Considérée comme un levier important dans la lutte contre le changement climatique par le groupe d’experts intergouvernemental sur l’évolution du climat (GIEC), la contribution carbone offre de nombreux avantages. Elle stimule la collaboration pour réduire les émissions de gaz à effet de serre et favoriser l’émergence de projets innovants à faible empreinte carbone.
Toutefois, la communication sur ce sujet peut comporter des risques significatifs, notamment celui de diffuser un message s’apparentant à du greenwashing. Cet article examine comment communiquer de manière authentique et transparente sur les projets de contribution carbone, en analysant les risques associés à l’utilisation excessive de l’argument écologique, la réglementation et les bonnes pratiques.
« En français, le verbe « compenser » signifie « équilibrer un effet par un autre, neutraliser un inconvénient, un préjudice par un avantage. »
Larousse
« En matière climatique, le terme de compensation laisse croire au public qu’un projet de « compensation carbone » permettra d’annuler, sur un plan physique et moral, les émissions qui sont relâchées par ailleurs et de rétablir l’équilibre. L’une des conséquences de son utilisation est de dédouaner l’acheteur, de gommer son réel impact et donc d’empêcher des changements de comportements, voire de provoquer des effets rebonds négatifs. »
Utilisation de l’argument de "neutralité carbone", ADEME
« Je compense donc je consomme » et pourquoi le greenwashing freine la transition écologique
Carbone4, un cabinet de conseil spécialisé dans l’ingénierie carbone, évoque dans cet article que réinventer notre sémantique permet de réinventer notre rapport à la finance carbone. Soigner le choix de ses expressions est donc essentiel.

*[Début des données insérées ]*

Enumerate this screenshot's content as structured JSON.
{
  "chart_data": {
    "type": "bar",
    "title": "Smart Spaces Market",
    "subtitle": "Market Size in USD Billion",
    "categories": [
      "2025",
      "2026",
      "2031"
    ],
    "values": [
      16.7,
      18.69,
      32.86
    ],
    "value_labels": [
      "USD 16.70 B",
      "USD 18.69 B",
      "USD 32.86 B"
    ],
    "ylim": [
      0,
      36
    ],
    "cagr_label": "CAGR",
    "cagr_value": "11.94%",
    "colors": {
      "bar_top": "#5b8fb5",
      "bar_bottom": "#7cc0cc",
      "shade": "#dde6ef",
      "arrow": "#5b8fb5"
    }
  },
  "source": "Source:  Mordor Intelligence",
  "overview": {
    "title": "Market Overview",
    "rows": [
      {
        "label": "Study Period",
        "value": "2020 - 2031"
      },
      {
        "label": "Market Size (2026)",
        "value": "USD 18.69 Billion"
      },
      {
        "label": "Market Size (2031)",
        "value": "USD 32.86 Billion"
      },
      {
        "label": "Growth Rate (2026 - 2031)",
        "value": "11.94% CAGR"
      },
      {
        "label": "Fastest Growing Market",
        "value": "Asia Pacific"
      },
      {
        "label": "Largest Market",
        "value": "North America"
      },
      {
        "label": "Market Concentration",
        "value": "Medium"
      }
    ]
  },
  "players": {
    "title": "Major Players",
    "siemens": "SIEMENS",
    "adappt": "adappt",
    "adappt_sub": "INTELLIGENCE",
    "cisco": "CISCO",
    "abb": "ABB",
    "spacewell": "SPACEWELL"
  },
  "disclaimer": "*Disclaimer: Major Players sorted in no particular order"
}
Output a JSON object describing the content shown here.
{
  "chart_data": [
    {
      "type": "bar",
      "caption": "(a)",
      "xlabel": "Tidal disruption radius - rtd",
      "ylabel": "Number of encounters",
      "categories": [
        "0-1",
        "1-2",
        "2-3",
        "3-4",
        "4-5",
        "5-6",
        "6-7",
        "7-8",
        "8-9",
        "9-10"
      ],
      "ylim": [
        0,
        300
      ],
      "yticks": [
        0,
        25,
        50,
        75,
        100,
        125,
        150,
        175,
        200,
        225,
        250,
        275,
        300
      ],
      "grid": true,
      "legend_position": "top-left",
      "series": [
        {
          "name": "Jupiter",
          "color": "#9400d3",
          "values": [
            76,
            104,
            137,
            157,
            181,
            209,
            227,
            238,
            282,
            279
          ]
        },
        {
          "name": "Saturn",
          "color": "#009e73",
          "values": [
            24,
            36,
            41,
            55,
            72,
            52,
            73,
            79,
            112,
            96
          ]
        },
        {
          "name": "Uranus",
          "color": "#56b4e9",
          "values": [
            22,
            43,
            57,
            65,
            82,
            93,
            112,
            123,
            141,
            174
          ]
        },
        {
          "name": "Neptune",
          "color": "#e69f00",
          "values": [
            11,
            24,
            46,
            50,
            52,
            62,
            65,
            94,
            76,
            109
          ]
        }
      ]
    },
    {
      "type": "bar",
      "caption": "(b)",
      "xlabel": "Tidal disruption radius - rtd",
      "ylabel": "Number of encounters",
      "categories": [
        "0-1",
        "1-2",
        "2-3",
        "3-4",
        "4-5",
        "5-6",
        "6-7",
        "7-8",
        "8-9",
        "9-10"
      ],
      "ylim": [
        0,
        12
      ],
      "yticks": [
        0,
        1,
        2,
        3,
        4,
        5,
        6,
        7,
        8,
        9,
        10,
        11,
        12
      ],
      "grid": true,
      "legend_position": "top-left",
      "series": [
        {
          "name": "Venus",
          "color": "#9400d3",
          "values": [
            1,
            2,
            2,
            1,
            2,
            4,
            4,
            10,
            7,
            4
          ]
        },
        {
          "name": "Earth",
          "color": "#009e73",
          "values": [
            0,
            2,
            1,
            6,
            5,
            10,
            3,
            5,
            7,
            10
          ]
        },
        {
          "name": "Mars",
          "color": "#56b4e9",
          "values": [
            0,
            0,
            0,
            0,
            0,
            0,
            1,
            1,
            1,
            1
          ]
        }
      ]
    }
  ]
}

Vous les avez sûrement vus sur les emballages ou lors d’une réservation d’un billet d’avion : des termes tels que « 100% compensé », « zéro impact carbone », etc. apparaissent partout et peuvent donner l’impression qu’il est possible de compenser intégralement les émissions liées à ses activités et de devenir « neutre en carbone » sans réduire ses réelles émissions de gaz à effet de serre. L’utilisation abusive de l’argument écologique présente en effet plusieurs points problématiques :
- Tout d’abord, elle retarde la prise de conscience du public quant au changement de ses habitudes de consommation. Si une personne lit sur le site web d’une compagnie aérienne que son trajet sera « 100 % compensé », cela donne le sentiment qu’il est tout à fait possible de continuer d’effectuer ses trajets comme avant.
- Cet argument invisibilise les efforts des entreprises réellement engagées, car si tout le monde se proclame « neutre en carbone », le consommateur finit par se méfier de cet argument et n’accorde plus aucune crédibilité à toutes les structures utilisant cette notion.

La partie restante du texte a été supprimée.